At this stage, Liverpool were defending the league title and the League Cup and also contending for the European Cup, while Ipswich were emerging as surprise title contenders.
Rush was used sporadically during his first season at the club, as Liverpool had a policy of bringing in young talent and playing them in the reserves to learn "the Liverpool way".
This learning period was hard and not at all "Rush-like", as the goals didn't flow, almost leading to the eager youngster leaving Anfield in the search of regular first-team football, but he decided to stay on and fight for a place after being motivated by Paisely.
Rush's first goal for the club took time to arrive, but it eventually came on 30 September 1981 during a European Cup first round second leg tie at Anfield against Oulun Palloseura.
He ended the season as the club's top scorer, netting 30 times in just 49 appearances in all competitions, a ratio of one goal every 1.6 games. 17 of these goals came in the League as he helped the Reds reclaim the League championship from holders Aston Villa.
The title triumph was all the more impressive by the fact that Liverpool had entered 1982 in 10th place, with the likes of Manchester United and minnows Swansea City leading the pack then, before a turnaround in Liverpool's fortunes saw the league championship trophy return to Anfield after two years away. He also scored a goal to help Liverpool win the 1982 Football League Cup Final against Tottenham Hotspur.
He was voted PFA Young Player of the Year in 1983 after inspiring Liverpool to a second successive First Division/League Cup double, though once again success eluded them in the European Cup. He scored 24 League goals as the Reds finished 11 points clear of runners-up Watford and were virtually uncontested in the title chase in the later part of the season.

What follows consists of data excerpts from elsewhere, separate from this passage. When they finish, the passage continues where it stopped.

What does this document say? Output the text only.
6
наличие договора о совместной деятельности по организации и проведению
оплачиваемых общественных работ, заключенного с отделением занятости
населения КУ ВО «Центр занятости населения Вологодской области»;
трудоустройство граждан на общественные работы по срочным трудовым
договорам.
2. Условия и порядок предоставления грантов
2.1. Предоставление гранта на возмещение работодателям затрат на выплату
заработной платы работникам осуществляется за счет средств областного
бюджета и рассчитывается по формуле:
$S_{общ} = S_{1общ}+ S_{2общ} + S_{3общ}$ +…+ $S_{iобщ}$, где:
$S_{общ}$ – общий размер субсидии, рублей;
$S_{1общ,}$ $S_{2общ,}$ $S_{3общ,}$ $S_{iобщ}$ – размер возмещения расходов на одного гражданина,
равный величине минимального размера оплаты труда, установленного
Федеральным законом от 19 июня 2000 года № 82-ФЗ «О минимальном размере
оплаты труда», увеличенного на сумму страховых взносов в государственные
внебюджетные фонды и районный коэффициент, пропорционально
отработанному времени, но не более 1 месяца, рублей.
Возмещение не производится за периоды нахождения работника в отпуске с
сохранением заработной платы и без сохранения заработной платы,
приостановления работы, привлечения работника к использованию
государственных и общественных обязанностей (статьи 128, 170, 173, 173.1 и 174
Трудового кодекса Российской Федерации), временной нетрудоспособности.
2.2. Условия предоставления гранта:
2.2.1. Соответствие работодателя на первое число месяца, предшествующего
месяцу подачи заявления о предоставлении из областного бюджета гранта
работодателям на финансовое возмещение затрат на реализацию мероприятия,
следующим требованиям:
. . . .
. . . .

On 6 November 1982, Rush scored four goals against Everton in a 5–0 victory, a post-war record for goals by a single player in a Merseyside derby.
The League Cup (Liverpool's third successive triumph in this competition) was added through a 2–1 win over bitter rivals Manchester United after extra time at Wembley. He was voted PFA Player of the Year and BBC Wales Sports Personality of the Year in 1984 as Liverpool retained both the League and the League Cup and won the European Cup to complete a unique treble that season.

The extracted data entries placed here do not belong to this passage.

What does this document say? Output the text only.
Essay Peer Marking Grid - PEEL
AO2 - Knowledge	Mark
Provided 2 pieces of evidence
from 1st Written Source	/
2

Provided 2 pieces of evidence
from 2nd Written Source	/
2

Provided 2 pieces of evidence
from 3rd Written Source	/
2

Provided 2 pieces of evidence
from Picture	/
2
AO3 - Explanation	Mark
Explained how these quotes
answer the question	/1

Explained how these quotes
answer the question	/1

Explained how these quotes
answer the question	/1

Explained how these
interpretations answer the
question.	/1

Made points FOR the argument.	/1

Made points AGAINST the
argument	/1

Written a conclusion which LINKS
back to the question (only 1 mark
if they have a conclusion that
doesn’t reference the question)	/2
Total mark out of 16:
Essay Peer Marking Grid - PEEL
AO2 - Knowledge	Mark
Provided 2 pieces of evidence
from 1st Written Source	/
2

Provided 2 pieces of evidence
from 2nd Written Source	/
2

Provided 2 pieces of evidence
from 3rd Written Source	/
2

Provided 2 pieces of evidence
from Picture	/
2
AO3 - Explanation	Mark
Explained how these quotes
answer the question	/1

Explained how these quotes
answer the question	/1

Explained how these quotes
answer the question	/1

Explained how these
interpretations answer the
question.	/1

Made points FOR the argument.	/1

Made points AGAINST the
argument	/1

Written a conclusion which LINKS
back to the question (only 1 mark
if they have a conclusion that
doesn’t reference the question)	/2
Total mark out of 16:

It was no surprise that Rush also added the Football Writers Footballer of the Year to the PFA award he had already claimed—the same feat that his strike partner Kenny Dalglish had achieved a year earlier.
He scored 47 goals in 65 games (making him the highest goalscorer in all competitions for any professional club that season), a goal every 1.4 matches, as Liverpool finished three points clear of closest rivals Southampton in the League, beat derby rivals Everton 1–0 in the replayed final of the League Cup (after a 0–0 draw in the first ever all-Merseyside final), and won their fourth European Cup by defeating AS Roma 4–2 on penalties (Rush made it 3–2 before Bruce Grobbelaar's famous 'jelly legs' antics) following a 1–1 draw after extra time.

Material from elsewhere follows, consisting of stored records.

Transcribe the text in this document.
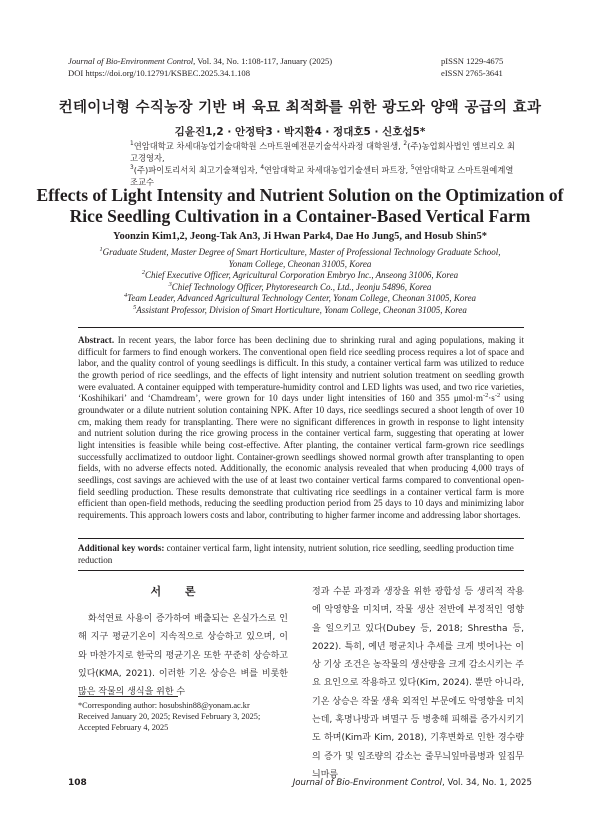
Journal of Bio-Environment Control, Vol. 34, No. 1:108-117, January (2025)
DOI https://doi.org/10.12791/KSBEC.2025.34.1.108
pISSN 1229-4675
eISSN 2765-3641
컨테이너형 수직농장 기반 벼 육묘 최적화를 위한 광도와 양액 공급의 효과
김윤진1,2 · 안정탁3 · 박지환4 · 정대호5 · 신호섭5*
$^1$연암대학교 차세대농업기술대학원 스마트원예전문기술석사과정 대학원생, $^2$(주)농업회사법인 엠브리오 최고경영자,
$^3$(주)파이토리서치 최고기술책임자, $^4$연암대학교 차세대농업기술센터 파트장, $^5$연암대학교 스마트원예계열 조교수
Effects of Light Intensity and Nutrient Solution on the Optimization of
Rice Seedling Cultivation in a Container-Based Vertical Farm
Yoonzin Kim1,2, Jeong-Tak An3, Ji Hwan Park4, Dae Ho Jung5, and Hosub Shin5*
$^1$Graduate Student, Master Degree of Smart Horticulture, Master of Professional Technology Graduate School,
Yonam College, Cheonan 31005, Korea
$^2$Chief Executive Officer, Agricultural Corporation Embryo Inc., Anseong 31006, Korea
$^3$Chief Technology Officer, Phytoresearch Co., Ltd., Jeonju 54896, Korea
$^4$Team Leader, Advanced Agricultural Technology Center, Yonam College, Cheonan 31005, Korea
$^5$Assistant Professor, Division of Smart Horticulture, Yonam College, Cheonan 31005, Korea
Abstract. In recent years, the labor force has been declining due to shrinking rural and aging populations, making it difficult for farmers to find enough workers. The conventional open field rice seedling process requires a lot of space and labor, and the quality control of young seedlings is difficult. In this study, a container vertical farm was utilized to reduce the growth period of rice seedlings, and the effects of light intensity and nutrient solution treatment on seedling growth were evaluated. A container equipped with temperature-humidity control and LED lights was used, and two rice varieties, ‘Koshihikari’ and ‘Chamdream’, were grown for 10 days under light intensities of 160 and 355 $\mu mol\cdot m^{-2}\cdot s^{-2}$ using groundwater or a dilute nutrient solution containing NPK. After 10 days, rice seedlings secured a shoot length of over 10 cm, making them ready for transplanting. There were no significant differences in growth in response to light intensity and nutrient solution during the rice growing process in the container vertical farm, suggesting that operating at lower light intensities is feasible while being cost-effective. After planting, the container vertical farm-grown rice seedlings successfully acclimatized to outdoor light. Container-grown seedlings showed normal growth after transplanting to open fields, with no adverse effects noted. Additionally, the economic analysis revealed that when producing 4,000 trays of seedlings, cost savings are achieved with the use of at least two container vertical farms compared to conventional open-field seedling production. These results demonstrate that cultivating rice seedlings in a container vertical farm is more efficient than open-field methods, reducing the seedling production period from 25 days to 10 days and minimizing labor requirements. This approach lowers costs and labor, contributing to higher farmer income and addressing labor shortages.
Additional key words: container vertical farm, light intensity, nutrient solution, rice seedling, seedling production time reduction
서 론
화석연료 사용이 증가하여 배출되는 온실가스로 인해 지구 평균기온이 지속적으로 상승하고 있으며, 이와 마찬가지로 한국의 평균기온 또한 꾸준히 상승하고 있다(KMA, 2021). 이러한 기온 상승은 벼를 비롯한 많은 작물의 생식을 위한 수
정과 수분 과정과 생장을 위한 광합성 등 생리적 작용에 악영향을 미치며, 작물 생산 전반에 부정적인 영향을 일으키고 있다(Dubey 등, 2018; Shrestha 등, 2022). 특히, 예년 평균치나 추세를 크게 벗어나는 이상 기상 조건은 농작물의 생산량을 크게 감소시키는 주요 요인으로 작용하고 있다(Kim, 2024). 뿐만 아니라, 기온 상승은 작물 생육 외적인 부문에도 악영향을 미치는데, 혹명나방과 벼멸구 등 병충해 피해를 증가시키기도 하며(Kim과 Kim, 2018), 기후변화로 인한 경수량의 증가 및 일조량의 감소는 줄무늬잎마름병과 잎집무늬마름
*Corresponding author: hosubshin88@yonam.ac.kr
Received January 20, 2025; Revised February 3, 2025;
Accepted February 4, 2025
108	Journal of Bio-Environment Control, Vol. 34, No. 1, 2025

In 1985, the Rush and Dalglish pair proved lethal, especially against Merseyside rivals Everton in the FA Cup final as Liverpool went on to win 3–1 and completed the first (and so far only) League and FA Cup double in the club's history. Rush added the Man of the Match award to his winner's medal.
In 1992, he picked up a third FA Cup winners' medal, scoring Liverpool's second goal, in the 67th minute, in the 2–0 win against Second Division Sunderland at Wembley.
In March 1996, it was announced that Rush would be leaving Anfield on a free transfer when his contract expired on 1 June.
Rush ended his Liverpool career in two spells with a brief one year uncomfortable stint at Juventus. Rush scored 139 goals for the Reds 224 appearances which lasted from 1980-87. His second spell for the club saw him appear 245 times for the club and score 90 goals therein.(1988-96). Thus his total tally remains an impressive 229 goals for the club in 469 appearances maintaining a record of scoring a goal in every two appearances for the club (approximately).
Ian Rush is thus credited with the tag of being the highest goal scorer for the Reds to date.